Bias – systematic and unfair discrimination against individuals or groups in favour of others [3] – may be present in voice data. Often, biases are then propagated into ML models when they are trained upon this data. Voice datasets and models may therefore exhibit accent bias – the inability to accurately recognise particular accents – and thereby discriminate against people who speak with accents. This challenge is attracting nascent research interest as voice technologies proliferate and desire grows to build voice technologies that work well for speakers of all accents [4] [5].

This contribution will examine current methods of representing accents in voice data and their limitations. Debate will be fostered on alternative approaches to accent representation which contribute to reducing bias, increase the diversity of accent expression and help guard against the harms of differentiating speakers by their spoken accent.
Thanks are extended to Charlotte Bradley for her review of this submission.

[1] Georgina Brown. 2014. Y-ACCDIST: An Automatic Accent Recognition System for Forensic Applications. Ph.D. Dissertation. University of York.
[2] Tracey M Derwing and Murray J Munro. 2009. Putting Accent in Its Place: Rethinking Obstacles to Communication. Language teaching 42, 4 (2009), 476.

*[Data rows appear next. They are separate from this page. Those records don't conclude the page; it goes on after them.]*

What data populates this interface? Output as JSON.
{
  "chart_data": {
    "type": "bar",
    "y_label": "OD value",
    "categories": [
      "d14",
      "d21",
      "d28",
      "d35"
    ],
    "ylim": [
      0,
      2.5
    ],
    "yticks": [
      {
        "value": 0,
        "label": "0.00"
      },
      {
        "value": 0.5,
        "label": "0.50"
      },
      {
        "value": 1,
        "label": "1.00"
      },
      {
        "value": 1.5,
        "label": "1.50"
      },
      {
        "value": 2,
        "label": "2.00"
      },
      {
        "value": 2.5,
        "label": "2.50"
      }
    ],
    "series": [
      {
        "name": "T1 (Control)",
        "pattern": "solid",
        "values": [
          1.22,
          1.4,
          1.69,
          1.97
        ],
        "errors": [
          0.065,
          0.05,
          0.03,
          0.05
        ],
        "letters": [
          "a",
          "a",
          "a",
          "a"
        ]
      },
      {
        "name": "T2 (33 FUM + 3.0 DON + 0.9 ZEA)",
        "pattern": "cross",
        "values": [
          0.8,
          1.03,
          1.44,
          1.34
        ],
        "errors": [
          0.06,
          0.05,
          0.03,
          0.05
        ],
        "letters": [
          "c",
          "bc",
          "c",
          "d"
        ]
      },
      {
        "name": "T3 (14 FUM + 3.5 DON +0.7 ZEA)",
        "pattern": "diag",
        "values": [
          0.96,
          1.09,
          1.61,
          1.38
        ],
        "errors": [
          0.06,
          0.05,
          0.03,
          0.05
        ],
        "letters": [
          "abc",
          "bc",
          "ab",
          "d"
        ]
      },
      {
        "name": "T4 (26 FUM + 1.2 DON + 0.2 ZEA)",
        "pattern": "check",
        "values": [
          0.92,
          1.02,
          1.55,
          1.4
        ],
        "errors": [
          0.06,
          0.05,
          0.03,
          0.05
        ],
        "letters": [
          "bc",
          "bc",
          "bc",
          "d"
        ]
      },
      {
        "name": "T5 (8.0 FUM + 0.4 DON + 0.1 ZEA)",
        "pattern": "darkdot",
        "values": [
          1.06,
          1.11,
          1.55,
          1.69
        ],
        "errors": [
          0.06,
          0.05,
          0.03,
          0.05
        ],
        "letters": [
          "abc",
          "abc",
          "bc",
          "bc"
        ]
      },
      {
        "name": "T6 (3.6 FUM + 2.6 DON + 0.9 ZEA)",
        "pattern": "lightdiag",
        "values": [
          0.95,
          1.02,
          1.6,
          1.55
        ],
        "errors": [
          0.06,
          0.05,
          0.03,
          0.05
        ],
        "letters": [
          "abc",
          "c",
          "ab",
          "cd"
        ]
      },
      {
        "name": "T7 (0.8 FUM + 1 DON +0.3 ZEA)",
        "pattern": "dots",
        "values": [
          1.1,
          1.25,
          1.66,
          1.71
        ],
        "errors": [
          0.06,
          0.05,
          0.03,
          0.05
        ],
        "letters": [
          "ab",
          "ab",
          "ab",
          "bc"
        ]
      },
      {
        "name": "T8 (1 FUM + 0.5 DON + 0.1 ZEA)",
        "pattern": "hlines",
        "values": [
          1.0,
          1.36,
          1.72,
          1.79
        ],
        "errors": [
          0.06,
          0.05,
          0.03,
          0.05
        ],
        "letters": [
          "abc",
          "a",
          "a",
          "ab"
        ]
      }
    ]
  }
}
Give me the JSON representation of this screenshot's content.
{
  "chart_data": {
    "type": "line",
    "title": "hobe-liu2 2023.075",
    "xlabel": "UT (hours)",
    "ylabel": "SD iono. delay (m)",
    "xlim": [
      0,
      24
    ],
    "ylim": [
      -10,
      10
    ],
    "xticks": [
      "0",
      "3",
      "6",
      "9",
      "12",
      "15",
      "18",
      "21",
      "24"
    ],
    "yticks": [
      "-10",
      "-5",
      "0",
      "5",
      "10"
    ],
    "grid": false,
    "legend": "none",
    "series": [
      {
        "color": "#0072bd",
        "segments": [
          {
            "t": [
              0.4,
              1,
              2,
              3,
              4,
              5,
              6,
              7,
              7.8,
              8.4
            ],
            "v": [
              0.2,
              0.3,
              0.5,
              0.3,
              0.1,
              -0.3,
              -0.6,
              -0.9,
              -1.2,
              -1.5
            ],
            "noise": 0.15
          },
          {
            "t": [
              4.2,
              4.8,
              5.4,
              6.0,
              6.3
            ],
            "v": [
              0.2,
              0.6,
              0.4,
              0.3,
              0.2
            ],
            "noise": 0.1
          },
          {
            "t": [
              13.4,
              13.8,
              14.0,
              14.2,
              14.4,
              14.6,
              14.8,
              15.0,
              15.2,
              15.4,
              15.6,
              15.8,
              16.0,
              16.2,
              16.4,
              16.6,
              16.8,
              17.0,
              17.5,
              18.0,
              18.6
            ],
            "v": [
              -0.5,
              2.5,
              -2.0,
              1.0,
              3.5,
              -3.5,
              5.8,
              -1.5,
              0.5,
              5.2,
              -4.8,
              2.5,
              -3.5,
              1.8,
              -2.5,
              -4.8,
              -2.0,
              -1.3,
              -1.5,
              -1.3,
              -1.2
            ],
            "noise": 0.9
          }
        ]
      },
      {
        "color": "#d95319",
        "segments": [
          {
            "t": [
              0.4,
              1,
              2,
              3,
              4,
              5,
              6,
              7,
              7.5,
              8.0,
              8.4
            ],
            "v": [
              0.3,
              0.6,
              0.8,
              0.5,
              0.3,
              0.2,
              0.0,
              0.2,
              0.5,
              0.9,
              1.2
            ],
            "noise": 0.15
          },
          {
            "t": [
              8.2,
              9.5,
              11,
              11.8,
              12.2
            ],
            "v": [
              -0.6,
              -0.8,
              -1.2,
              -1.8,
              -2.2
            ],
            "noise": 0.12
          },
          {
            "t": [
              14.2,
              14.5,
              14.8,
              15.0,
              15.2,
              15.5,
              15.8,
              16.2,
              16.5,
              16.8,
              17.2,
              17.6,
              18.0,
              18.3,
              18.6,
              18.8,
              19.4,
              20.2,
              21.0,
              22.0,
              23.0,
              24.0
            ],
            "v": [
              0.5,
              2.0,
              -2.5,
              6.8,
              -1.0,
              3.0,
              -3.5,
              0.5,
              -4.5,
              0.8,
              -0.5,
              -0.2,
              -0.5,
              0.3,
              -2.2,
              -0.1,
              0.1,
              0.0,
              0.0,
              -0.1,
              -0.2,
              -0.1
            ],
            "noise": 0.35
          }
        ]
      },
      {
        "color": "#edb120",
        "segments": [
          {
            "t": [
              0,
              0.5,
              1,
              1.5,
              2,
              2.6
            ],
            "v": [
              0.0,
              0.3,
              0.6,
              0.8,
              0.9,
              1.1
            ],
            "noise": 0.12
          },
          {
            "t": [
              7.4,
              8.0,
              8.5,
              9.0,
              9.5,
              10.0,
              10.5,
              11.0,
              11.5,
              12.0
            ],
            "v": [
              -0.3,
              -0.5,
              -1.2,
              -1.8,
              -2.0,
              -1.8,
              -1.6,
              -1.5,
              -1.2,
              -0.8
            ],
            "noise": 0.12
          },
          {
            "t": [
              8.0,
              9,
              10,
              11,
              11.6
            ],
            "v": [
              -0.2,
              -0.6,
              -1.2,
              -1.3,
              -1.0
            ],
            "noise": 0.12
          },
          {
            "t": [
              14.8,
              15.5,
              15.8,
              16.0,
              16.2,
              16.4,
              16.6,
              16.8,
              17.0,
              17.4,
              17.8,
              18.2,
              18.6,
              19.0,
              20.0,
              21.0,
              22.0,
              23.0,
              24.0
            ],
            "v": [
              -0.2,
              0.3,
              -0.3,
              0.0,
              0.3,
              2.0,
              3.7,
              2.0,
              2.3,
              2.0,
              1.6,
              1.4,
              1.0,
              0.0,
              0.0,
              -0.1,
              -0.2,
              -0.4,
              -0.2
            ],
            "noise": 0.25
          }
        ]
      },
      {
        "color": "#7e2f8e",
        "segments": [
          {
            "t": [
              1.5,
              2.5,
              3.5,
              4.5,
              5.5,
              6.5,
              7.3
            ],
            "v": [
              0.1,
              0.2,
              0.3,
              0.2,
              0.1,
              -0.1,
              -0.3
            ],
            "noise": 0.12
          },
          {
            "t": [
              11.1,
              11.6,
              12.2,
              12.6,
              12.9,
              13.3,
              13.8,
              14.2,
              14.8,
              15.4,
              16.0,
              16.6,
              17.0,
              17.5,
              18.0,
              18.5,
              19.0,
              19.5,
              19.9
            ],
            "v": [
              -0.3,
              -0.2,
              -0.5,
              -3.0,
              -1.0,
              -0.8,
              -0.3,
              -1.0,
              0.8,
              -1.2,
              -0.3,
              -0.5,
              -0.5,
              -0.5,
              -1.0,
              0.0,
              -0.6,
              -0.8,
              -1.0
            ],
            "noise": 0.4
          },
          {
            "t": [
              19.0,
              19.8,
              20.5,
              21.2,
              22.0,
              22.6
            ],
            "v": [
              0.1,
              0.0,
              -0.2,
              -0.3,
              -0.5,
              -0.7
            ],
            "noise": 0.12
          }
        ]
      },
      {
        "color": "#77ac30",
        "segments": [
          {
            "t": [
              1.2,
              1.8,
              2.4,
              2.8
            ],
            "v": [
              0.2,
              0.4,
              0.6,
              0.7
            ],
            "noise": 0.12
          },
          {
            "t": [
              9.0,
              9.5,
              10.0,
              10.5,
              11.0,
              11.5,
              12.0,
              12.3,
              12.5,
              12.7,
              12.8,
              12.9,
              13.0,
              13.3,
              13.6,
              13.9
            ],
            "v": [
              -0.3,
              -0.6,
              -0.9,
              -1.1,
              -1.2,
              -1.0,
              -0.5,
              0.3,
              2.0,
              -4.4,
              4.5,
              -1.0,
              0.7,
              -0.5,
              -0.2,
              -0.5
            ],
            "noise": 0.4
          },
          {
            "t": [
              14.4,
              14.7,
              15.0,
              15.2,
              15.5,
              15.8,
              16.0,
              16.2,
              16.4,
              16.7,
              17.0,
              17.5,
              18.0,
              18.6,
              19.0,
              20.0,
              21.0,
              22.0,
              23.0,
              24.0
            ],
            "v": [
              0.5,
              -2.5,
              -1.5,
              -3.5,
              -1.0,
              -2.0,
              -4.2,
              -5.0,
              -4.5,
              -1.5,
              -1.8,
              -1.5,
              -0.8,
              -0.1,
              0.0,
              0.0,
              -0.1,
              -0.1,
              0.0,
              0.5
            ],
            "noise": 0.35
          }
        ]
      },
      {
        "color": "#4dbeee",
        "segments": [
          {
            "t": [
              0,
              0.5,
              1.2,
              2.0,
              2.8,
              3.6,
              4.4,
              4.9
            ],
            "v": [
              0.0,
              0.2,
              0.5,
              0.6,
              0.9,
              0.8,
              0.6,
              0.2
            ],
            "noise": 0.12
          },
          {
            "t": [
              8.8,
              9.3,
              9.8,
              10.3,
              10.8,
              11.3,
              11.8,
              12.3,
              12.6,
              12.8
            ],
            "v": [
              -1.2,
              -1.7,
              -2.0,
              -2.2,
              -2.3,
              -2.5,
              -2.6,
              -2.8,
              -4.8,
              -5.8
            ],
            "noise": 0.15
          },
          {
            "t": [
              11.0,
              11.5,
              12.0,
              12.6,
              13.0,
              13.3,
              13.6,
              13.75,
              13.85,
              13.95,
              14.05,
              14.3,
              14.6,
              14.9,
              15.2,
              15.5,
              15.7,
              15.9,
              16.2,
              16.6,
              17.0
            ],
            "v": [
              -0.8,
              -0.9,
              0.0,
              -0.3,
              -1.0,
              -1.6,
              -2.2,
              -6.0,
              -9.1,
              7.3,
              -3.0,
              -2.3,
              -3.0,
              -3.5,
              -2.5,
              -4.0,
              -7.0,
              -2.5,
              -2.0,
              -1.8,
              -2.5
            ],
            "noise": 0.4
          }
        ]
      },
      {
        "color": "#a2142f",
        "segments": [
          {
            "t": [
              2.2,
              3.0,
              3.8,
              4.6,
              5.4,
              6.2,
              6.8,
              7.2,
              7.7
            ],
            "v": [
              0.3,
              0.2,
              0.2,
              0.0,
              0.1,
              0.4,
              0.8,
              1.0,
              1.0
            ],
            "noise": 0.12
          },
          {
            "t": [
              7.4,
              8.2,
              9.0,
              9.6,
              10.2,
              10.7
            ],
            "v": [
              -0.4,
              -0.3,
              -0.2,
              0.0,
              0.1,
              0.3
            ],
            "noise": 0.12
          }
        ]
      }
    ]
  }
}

[3] Batya Friedman and Helen Nissenbaum. 1996. Bias in Computer Systems. ACM Transactions
on Information Systems (TOIS) 14, 3 (1996), 330–347.
[4] Arthur Hinsvark, Natalie Delworth, Miguel Del Rio, Quinten McNamara, Joshua Dong, Ryan Westerman, Michelle Huang, Joseph Palakapilly, Jennifer Drexler, Ilya Pirkin, et al. 2021. Accented Speech Recognition: A Survey. arXiv preprint arXiv:2104.10747 (2021). arXiv:2104.10747
[5] Bret Kinsella and Ava Mutchler. 2020. Smart Speaker Consumer Adoption Report 2020. Technical Report. Voicebot.AI.
[6] Emre Sezgin, Yungui Huang, Ujjwal Ramtekkar, and Simon Lin. 2020. Readiness for Voice Assistants to Support Healthcare Delivery during a Health Crisis and Pandemic. NPJ Digital Medicine 3, 1 (2020), 1–4.